Good news - the Release 4.5 CD is a bootable disk. If your BIOS supports it, you can just boot directly to the CD and skip the ancient floppy technology altogether.
Things to try:
- Try putting the CD in just after you power the system on. What you're actually trying to do is have the CD spinning when the BeOS gets to this point. Some drives will spin down and the BeOS won't see the disk. It's rare, but it's a possibility.
- If you're using IDE, move the CD to primary bus, slave position. The BeOS has had problems with some IDE controllers and busses with a slave without a master and also with secondary busses at all in some cases. Most of these issues are ancient history, but we're not above covering our bases.
We have seen some popular drive models not identify themselves as ATAPI compliant, including various Creative drives, NEC, and others. We have tried to work around these, but there's always an exception. Some actually aren't ATAPI compliant. Check with the manual and if necessary the manufacturer if you have doubts.

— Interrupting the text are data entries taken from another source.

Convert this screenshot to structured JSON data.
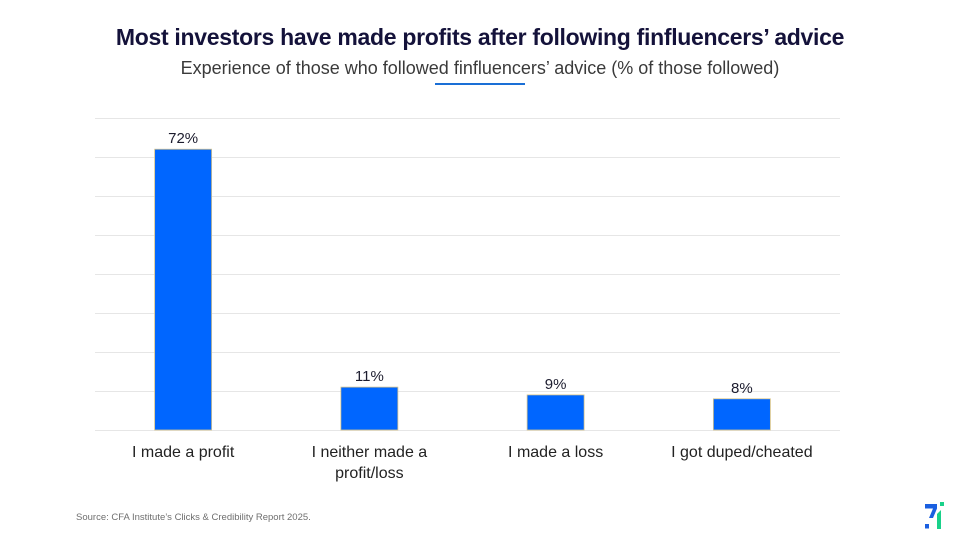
{
  "header": {
    "title": "Most investors have made profits after following finfluencers’ advice",
    "subtitle": "Experience of those who followed finfluencers’ advice (% of those followed)"
  },
  "footer": {
    "source": "Source: CFA Institute’s Clicks & Credibility Report 2025."
  },
  "logo": {
    "icon": "brand-logo-icon",
    "colors": [
      "#1a5fe0",
      "#19d18a"
    ]
  },
  "colors": {
    "bar": "#0066ff",
    "bar_border": "#d8c48a",
    "grid": "#e6e6e6",
    "label": "#222222",
    "accent": "#1a6fd6"
  },
  "chart_data": {
    "type": "bar",
    "title": "Most investors have made profits after following finfluencers’ advice",
    "subtitle": "Experience of those who followed finfluencers’ advice (% of those followed)",
    "xlabel": "",
    "ylabel": "",
    "categories": [
      [
        "I made a profit"
      ],
      [
        "I neither made a",
        "profit/loss"
      ],
      [
        "I made a loss"
      ],
      [
        "I got duped/cheated"
      ]
    ],
    "values": [
      72,
      11,
      9,
      8
    ],
    "data_labels": [
      "72%",
      "11%",
      "9%",
      "8%"
    ],
    "ylim": [
      0,
      80
    ],
    "ytick_step": 10,
    "grid": true,
    "y_axis_labels_visible": false,
    "legend": "none"
  }
}
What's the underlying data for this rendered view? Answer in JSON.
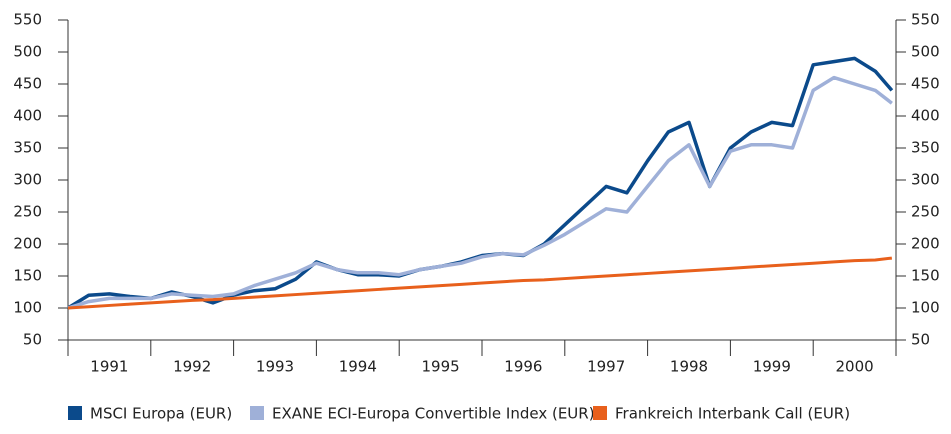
{
  "chart_data": {
    "type": "line",
    "x": [
      1991,
      1991.25,
      1991.5,
      1991.75,
      1992,
      1992.25,
      1992.5,
      1992.75,
      1993,
      1993.25,
      1993.5,
      1993.75,
      1994,
      1994.25,
      1994.5,
      1994.75,
      1995,
      1995.25,
      1995.5,
      1995.75,
      1996,
      1996.25,
      1996.5,
      1996.75,
      1997,
      1997.25,
      1997.5,
      1997.75,
      1998,
      1998.25,
      1998.5,
      1998.75,
      1999,
      1999.25,
      1999.5,
      1999.75,
      2000,
      2000.25,
      2000.5,
      2000.75,
      2000.95
    ],
    "series": [
      {
        "name": "MSCI Europa (EUR)",
        "color": "#0b4a8b",
        "values": [
          100,
          120,
          122,
          118,
          115,
          125,
          118,
          108,
          120,
          127,
          130,
          145,
          172,
          160,
          152,
          152,
          150,
          160,
          165,
          172,
          182,
          185,
          182,
          200,
          230,
          260,
          290,
          280,
          330,
          375,
          390,
          290,
          350,
          375,
          390,
          385,
          480,
          485,
          490,
          470,
          440
        ]
      },
      {
        "name": "EXANE ECI-Europa Convertible Index (EUR)",
        "color": "#9fb0d8",
        "values": [
          100,
          110,
          115,
          115,
          115,
          122,
          120,
          118,
          122,
          135,
          145,
          155,
          170,
          160,
          155,
          155,
          152,
          160,
          165,
          170,
          180,
          185,
          183,
          198,
          215,
          235,
          255,
          250,
          290,
          330,
          355,
          290,
          345,
          355,
          355,
          350,
          440,
          460,
          450,
          440,
          420
        ]
      },
      {
        "name": "Frankreich Interbank Call (EUR)",
        "color": "#e8601c",
        "values": [
          100,
          102,
          104,
          106,
          108,
          110,
          112,
          113,
          115,
          117,
          119,
          121,
          123,
          125,
          127,
          129,
          131,
          133,
          135,
          137,
          139,
          141,
          143,
          144,
          146,
          148,
          150,
          152,
          154,
          156,
          158,
          160,
          162,
          164,
          166,
          168,
          170,
          172,
          174,
          175,
          178
        ]
      }
    ],
    "xlim": [
      1991,
      2001
    ],
    "xticks": [
      1991,
      1992,
      1993,
      1994,
      1995,
      1996,
      1997,
      1998,
      1999,
      2000
    ],
    "ylim": [
      50,
      550
    ],
    "yticks": [
      50,
      100,
      150,
      200,
      250,
      300,
      350,
      400,
      450,
      500,
      550
    ],
    "y2lim": [
      50,
      550
    ],
    "y2ticks": [
      50,
      100,
      150,
      200,
      250,
      300,
      350,
      400,
      450,
      500,
      550
    ]
  }
}
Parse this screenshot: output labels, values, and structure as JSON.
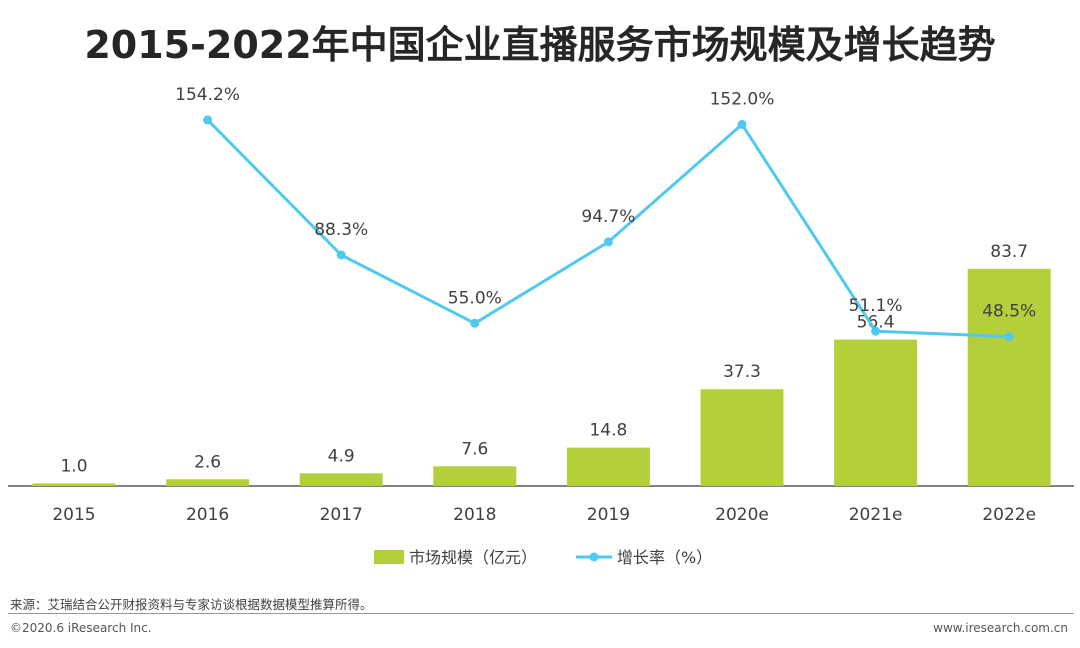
{
  "chart_data": {
    "type": "bar",
    "title": "2015-2022年中国企业直播服务市场规模及增长趋势",
    "categories": [
      "2015",
      "2016",
      "2017",
      "2018",
      "2019",
      "2020e",
      "2021e",
      "2022e"
    ],
    "series": [
      {
        "name": "市场规模（亿元）",
        "type": "bar",
        "values": [
          1.0,
          2.6,
          4.9,
          7.6,
          14.8,
          37.3,
          56.4,
          83.7
        ],
        "labels": [
          "1.0",
          "2.6",
          "4.9",
          "7.6",
          "14.8",
          "37.3",
          "56.4",
          "83.7"
        ],
        "color": "#b3cf3a"
      },
      {
        "name": "增长率（%）",
        "type": "line",
        "values": [
          null,
          154.2,
          88.3,
          55.0,
          94.7,
          152.0,
          51.1,
          48.5
        ],
        "labels": [
          null,
          "154.2%",
          "88.3%",
          "55.0%",
          "94.7%",
          "152.0%",
          "51.1%",
          "48.5%"
        ],
        "color": "#4fc9ef"
      }
    ],
    "ylim_bar": [
      0,
      84
    ],
    "ylim_line": [
      0,
      155
    ],
    "legend_position": "bottom-center",
    "grid": false
  },
  "footer": {
    "source": "来源：艾瑞结合公开财报资料与专家访谈根据数据模型推算所得。",
    "copyright": "©2020.6 iResearch Inc.",
    "website": "www.iresearch.com.cn"
  }
}
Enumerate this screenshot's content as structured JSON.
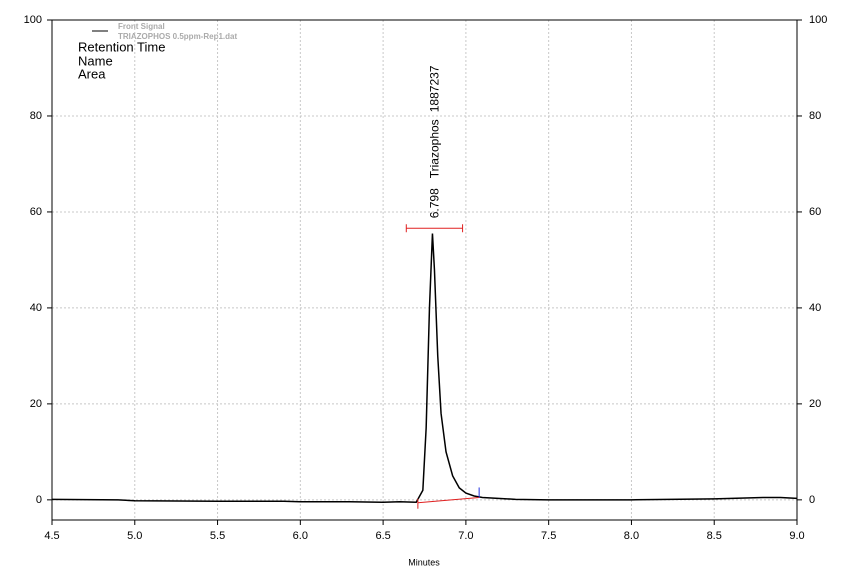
{
  "chart_data": {
    "type": "line",
    "subtitle": "TRIAZOPHOS 0.5ppm-Rep1.dat",
    "legend_fields": [
      "Retention Time",
      "Name",
      "Area"
    ],
    "xlabel": "Minutes",
    "x": [
      4.5,
      4.9,
      5.0,
      5.5,
      5.9,
      6.0,
      6.3,
      6.5,
      6.6,
      6.7,
      6.74,
      6.76,
      6.78,
      6.798,
      6.81,
      6.83,
      6.85,
      6.88,
      6.92,
      6.96,
      7.0,
      7.05,
      7.1,
      7.3,
      7.5,
      8.0,
      8.5,
      8.8,
      8.9,
      9.0
    ],
    "series": [
      {
        "name": "Front Signal",
        "color": "#000000",
        "values": [
          0.1,
          0.0,
          -0.2,
          -0.3,
          -0.3,
          -0.4,
          -0.4,
          -0.5,
          -0.4,
          -0.5,
          2,
          15,
          40,
          55.5,
          48,
          30,
          18,
          10,
          5,
          2.5,
          1.4,
          0.8,
          0.5,
          0.1,
          0.0,
          0.0,
          0.2,
          0.5,
          0.5,
          0.3
        ]
      }
    ],
    "peak": {
      "retention_time": 6.798,
      "name": "Triazophos",
      "area": 1887237,
      "baseline_x": [
        6.71,
        7.08
      ],
      "baseline_y": [
        -0.6,
        0.5
      ],
      "baseline_color": "#e02020",
      "end_color": "#2030e0",
      "bracket_x": [
        6.64,
        6.98
      ],
      "bracket_y": 56.6
    },
    "xlim": [
      4.5,
      9.0
    ],
    "xticks": [
      4.5,
      {
        "value": 5,
        "label": "5.0"
      },
      5.5,
      {
        "value": 6,
        "label": "6.0"
      },
      6.5,
      {
        "value": 7,
        "label": "7.0"
      },
      7.5,
      {
        "value": 8,
        "label": "8.0"
      },
      8.5,
      {
        "value": 9,
        "label": "9.0"
      }
    ],
    "ylim": [
      -4.2,
      100
    ],
    "yticks": [
      0,
      20,
      40,
      60,
      80,
      100
    ],
    "grid": true
  }
}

- If you're using SCSI, check your termination, check your termination, check your termination, then make sure that the controller you have is listed by model number and chipset on the BeOS Ready List.
Nearly all the controllers we support have the option of booting from the SCSI chain. This option should be active. It has many names depending on the controller. If in doubt, setting the default card options should turn it back on. A few controllers are affected by the device setting "Initiate Sync Negotiations." Try disabling this option on each device as a test. If either of these fixes work for you, please let us know.
Information we're collecting:
Please go to the support form and beyond what's on the form:
- What IDE drives you have (model numbers and manufacturers please) and their positions on the bus.
- The SCSI controller in use, the chipset and model number, the SCSI IDs in use, and the make and model of the devices attached to each ID.
- The model number and manufacturer of the motherboard.
- A serial debug. If you have the equipment to obtain serial debugging information, it will be very helpful in solving your current problem. To obtain this from an Intel machine, do the following:
a. Hook up a null modem cable from the serial 1 port on the Intel machine to any serial port on your other machine.
b. Using Z-Term (or any HyperTerminal, or any terminal program) on your other machine set the rate to 19,200, handshaking off, 8:1 with no parity.
c. Hold down F1 on the Intel machine as soon as you turn it on to capture the debugging information.
In substitution for a full serial debug for reasons like, oh, not having a second computer and null modem cable, there is now a console debugging option that dumps the same information to the screen. As soon as you see the purple bootloader icon screen appear, hold the left shift key. A text menu comes up with some options. Go to the second option, Safe Mode Options, and then "Enable Console Debugging. There is no copy and paste from this mode, but quoting us the debug can be immensely helpful for freezing issues.
Save this information to a disk on the terminal computer and send it to us so we can look it over and try to isolate the remaining possibilities.
Please please please be sure to fill out all fields on the support form. Missing fields that seem unrelated mean we have to write back and find out before we can start looking at the issue.